Writer, editor, stumbler after Jesus

Intros and outros

GROWING UP AS a third-generation newspaperman, I was schooled in the hard “intro” (or “lede,” as they say in the U.S.) approach to writing—a short paragraph that grabs the reader’s attention.

It was this “pyramid” approach that guided newswriting. Boil down the facts to the most important and add a few more details in subsequent paragraphs. Tell them someone died in a plane crash on the outskirts of town yesterday. Tell them who it was and where the accident happened. Tell them what investigators know about the cause. Tell them what others witnessed. And so on.

This progressive approach is clear and logical, which is important for easy comprehension, but it was also practical back in the days of old-style printing. Pages were prepared for printing using individual lines of metal type, placed one after the other in a case. “Casting off,” or estimating how many lines would fit on a page, was an imprecise science.

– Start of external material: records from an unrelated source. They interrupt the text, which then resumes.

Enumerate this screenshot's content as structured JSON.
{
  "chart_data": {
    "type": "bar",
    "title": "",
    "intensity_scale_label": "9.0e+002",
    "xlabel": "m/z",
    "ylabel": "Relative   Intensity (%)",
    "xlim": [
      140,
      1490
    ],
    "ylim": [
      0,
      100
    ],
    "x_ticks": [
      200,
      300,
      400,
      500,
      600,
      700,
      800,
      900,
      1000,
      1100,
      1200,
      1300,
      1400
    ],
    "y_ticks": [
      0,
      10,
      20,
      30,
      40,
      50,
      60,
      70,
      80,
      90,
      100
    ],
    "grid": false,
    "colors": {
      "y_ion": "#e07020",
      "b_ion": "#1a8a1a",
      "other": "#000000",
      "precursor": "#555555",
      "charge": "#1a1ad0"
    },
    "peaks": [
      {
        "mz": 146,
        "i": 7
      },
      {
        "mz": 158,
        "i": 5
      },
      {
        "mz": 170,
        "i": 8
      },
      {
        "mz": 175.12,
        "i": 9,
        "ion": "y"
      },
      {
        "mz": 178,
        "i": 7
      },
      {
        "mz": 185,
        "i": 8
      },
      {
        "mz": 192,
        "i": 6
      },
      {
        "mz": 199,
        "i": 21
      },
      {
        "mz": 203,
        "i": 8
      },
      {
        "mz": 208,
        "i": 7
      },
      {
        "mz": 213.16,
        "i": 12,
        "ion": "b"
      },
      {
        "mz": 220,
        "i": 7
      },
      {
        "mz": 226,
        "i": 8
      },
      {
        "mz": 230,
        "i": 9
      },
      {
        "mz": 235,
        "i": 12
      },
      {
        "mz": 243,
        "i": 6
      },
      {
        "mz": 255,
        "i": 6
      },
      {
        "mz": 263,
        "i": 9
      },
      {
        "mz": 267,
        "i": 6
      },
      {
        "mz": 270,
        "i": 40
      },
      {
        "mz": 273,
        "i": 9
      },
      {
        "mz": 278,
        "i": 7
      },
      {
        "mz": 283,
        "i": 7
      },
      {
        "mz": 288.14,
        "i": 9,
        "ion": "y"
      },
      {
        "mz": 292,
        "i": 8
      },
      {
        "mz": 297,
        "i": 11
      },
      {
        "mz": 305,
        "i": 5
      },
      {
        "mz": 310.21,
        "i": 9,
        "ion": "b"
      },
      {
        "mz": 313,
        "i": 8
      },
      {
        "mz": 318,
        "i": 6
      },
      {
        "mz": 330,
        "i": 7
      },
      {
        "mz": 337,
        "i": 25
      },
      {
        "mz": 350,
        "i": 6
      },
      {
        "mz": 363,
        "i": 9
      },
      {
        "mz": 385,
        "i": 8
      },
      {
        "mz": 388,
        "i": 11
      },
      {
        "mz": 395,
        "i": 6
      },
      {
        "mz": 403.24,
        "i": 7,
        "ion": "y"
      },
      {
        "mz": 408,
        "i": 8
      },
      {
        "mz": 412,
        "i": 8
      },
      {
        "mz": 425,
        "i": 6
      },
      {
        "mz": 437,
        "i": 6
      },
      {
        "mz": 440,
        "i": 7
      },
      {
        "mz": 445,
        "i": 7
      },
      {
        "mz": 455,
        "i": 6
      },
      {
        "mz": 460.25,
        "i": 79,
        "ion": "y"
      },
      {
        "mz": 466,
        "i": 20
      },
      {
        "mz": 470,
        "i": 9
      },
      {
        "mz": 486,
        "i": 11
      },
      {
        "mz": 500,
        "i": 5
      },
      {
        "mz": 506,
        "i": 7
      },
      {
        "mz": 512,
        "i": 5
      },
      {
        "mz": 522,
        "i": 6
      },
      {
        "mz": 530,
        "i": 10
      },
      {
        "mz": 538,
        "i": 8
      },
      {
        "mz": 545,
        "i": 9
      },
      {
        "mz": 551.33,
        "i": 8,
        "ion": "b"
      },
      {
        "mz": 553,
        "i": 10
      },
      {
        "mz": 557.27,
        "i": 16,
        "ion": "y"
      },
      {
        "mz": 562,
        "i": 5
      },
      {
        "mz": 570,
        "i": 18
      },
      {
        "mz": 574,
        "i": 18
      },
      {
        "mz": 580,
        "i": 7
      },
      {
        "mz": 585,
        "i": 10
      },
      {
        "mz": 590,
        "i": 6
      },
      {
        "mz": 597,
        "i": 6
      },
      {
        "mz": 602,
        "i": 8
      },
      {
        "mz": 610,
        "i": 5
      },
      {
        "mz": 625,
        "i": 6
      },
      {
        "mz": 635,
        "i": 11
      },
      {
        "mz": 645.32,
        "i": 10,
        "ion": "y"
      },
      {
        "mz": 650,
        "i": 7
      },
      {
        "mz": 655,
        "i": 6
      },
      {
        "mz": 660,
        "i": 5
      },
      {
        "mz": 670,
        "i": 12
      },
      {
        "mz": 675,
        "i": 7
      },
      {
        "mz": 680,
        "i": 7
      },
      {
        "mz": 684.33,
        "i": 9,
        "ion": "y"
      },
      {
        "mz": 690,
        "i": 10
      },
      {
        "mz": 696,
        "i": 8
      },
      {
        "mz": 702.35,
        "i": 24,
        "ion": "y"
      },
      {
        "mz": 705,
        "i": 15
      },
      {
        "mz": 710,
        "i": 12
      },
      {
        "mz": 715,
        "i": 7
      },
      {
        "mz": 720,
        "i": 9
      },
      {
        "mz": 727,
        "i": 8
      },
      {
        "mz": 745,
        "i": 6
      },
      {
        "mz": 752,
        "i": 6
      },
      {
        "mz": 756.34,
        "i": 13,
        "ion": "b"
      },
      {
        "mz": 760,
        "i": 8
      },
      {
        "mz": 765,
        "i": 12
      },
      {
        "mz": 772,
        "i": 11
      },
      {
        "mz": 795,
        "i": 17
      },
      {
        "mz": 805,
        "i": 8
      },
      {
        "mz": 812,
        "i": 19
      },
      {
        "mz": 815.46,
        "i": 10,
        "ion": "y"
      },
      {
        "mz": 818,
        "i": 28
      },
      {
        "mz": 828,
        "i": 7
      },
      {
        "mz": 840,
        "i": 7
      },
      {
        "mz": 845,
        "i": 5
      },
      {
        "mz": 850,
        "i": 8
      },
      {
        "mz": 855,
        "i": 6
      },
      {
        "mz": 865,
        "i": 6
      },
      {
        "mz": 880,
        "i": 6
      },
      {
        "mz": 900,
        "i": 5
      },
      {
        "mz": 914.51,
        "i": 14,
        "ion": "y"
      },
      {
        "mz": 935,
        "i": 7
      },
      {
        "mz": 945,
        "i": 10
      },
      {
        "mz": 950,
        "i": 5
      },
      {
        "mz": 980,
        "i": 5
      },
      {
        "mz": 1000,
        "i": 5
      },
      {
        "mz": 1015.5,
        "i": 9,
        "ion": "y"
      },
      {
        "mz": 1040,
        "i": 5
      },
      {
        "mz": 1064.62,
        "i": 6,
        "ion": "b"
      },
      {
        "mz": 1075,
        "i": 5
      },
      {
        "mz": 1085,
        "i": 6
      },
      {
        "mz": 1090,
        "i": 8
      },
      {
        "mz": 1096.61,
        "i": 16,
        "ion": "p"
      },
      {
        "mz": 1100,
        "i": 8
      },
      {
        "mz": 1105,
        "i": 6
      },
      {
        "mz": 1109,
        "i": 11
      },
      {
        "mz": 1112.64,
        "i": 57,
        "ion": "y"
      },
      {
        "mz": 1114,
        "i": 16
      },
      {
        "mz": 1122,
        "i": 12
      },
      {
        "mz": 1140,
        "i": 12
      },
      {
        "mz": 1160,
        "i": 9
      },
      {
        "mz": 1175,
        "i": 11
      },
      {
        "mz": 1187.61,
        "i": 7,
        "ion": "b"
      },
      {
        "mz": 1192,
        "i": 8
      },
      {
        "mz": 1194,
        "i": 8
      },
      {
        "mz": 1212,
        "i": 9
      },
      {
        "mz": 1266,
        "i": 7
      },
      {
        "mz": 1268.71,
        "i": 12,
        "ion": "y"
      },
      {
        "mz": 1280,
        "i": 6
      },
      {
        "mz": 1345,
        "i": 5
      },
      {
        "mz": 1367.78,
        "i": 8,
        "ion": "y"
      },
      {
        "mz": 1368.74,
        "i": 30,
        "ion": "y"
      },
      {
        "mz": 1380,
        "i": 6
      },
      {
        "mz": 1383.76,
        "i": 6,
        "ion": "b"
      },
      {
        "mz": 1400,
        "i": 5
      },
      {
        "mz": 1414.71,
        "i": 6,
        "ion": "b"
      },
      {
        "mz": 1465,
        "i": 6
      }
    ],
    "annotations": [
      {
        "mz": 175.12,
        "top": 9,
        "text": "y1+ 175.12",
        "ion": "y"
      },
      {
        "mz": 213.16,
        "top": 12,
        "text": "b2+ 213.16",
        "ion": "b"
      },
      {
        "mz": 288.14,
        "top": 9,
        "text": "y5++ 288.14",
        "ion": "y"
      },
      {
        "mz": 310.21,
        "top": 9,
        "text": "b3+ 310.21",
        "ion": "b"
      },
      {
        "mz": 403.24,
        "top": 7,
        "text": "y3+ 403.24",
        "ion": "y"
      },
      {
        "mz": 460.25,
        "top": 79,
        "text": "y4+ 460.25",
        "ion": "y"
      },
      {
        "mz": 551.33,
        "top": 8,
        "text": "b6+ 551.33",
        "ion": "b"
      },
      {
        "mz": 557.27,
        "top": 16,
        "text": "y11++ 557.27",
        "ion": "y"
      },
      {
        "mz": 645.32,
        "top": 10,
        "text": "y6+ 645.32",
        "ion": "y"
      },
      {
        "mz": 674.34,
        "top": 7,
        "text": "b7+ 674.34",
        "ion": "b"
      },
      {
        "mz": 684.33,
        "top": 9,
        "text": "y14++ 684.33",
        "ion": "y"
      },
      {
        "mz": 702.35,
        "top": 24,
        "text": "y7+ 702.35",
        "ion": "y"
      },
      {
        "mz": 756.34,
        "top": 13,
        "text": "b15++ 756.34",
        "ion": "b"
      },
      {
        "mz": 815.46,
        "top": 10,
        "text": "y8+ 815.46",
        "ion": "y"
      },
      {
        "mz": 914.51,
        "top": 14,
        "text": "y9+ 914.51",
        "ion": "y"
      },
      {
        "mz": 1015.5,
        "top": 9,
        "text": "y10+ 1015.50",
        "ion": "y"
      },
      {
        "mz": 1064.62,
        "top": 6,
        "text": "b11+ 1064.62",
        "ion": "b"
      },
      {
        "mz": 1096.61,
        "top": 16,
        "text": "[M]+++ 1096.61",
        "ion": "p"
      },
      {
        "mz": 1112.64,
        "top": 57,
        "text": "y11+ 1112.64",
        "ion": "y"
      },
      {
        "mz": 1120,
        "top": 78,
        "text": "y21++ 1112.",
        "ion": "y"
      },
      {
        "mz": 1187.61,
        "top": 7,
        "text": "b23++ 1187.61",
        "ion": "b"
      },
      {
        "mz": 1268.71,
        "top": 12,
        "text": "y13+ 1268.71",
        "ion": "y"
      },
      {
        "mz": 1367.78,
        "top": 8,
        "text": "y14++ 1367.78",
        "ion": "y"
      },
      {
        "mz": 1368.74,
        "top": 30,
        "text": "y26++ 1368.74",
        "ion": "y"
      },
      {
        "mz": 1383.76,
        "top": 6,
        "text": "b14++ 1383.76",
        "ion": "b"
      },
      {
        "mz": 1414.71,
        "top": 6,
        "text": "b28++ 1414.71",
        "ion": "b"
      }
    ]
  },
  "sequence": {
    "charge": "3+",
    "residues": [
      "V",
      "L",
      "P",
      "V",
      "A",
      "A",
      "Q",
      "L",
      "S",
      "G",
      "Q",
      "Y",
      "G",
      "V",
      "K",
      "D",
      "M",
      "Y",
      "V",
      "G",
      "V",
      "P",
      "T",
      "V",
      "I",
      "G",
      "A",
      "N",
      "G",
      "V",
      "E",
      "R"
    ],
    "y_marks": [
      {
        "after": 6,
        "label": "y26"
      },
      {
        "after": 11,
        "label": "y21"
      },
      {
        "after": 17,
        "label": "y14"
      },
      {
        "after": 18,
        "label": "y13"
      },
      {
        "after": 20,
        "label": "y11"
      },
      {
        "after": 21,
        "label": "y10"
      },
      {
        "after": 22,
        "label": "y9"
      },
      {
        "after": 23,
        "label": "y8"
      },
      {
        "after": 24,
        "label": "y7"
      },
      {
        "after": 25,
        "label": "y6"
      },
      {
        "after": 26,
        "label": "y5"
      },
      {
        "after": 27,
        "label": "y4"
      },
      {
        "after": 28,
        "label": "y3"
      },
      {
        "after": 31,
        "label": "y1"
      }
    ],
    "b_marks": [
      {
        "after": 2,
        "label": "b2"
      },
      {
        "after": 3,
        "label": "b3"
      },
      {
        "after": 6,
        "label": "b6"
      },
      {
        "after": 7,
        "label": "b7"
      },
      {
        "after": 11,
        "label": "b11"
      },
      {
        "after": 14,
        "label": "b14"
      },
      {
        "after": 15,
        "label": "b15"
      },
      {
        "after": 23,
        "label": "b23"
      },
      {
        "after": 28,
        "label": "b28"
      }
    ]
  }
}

This meant sometimes stories had to be shortened and there was no time for rewriting. All you could do was eliminate the bottom layer of the “pyramid” you had built with your words. Even though you could lose those last lines of type, you would still have the essence of the story in what appeared beforehand.

Getting that opening sentence right was critical because it shaped all that followed. But for too long I let it dictate all my other kinds of writing, too, like longer-form articles that are not necessarily pyramidical in structure. For instance, feature articles need to have flow, but they aren’t always as clearly A-B-C in their construction. 

Over time, I realized these kinds of pieces require a different approach. Rather than sequential, they can be episodic or thematic. Sometimes you wander a little, zig-zagging between things. I (finally) learned to write these separate scenes or sections and then go back and see how best to link them and, finally, introduce them. That opening sentence or two can sometimes now be the last thing I write in a long-form piece.

And when it comes to books, I recognize that while the opening words of that first chapter are all-important, after that, how you start your subsequent chapters doesn’t matter that much. What is more critical is how you end your chapters—the “outro,” so to speak, not the intro. When a reader puts your book down at a convenient break point, do they do so with a “meh” or a “huh”? Have you made them want to pick it up again to find out how wherever you left things are advanced or resolved? You already have their attention.

Good endings can be just as important as good beginnings.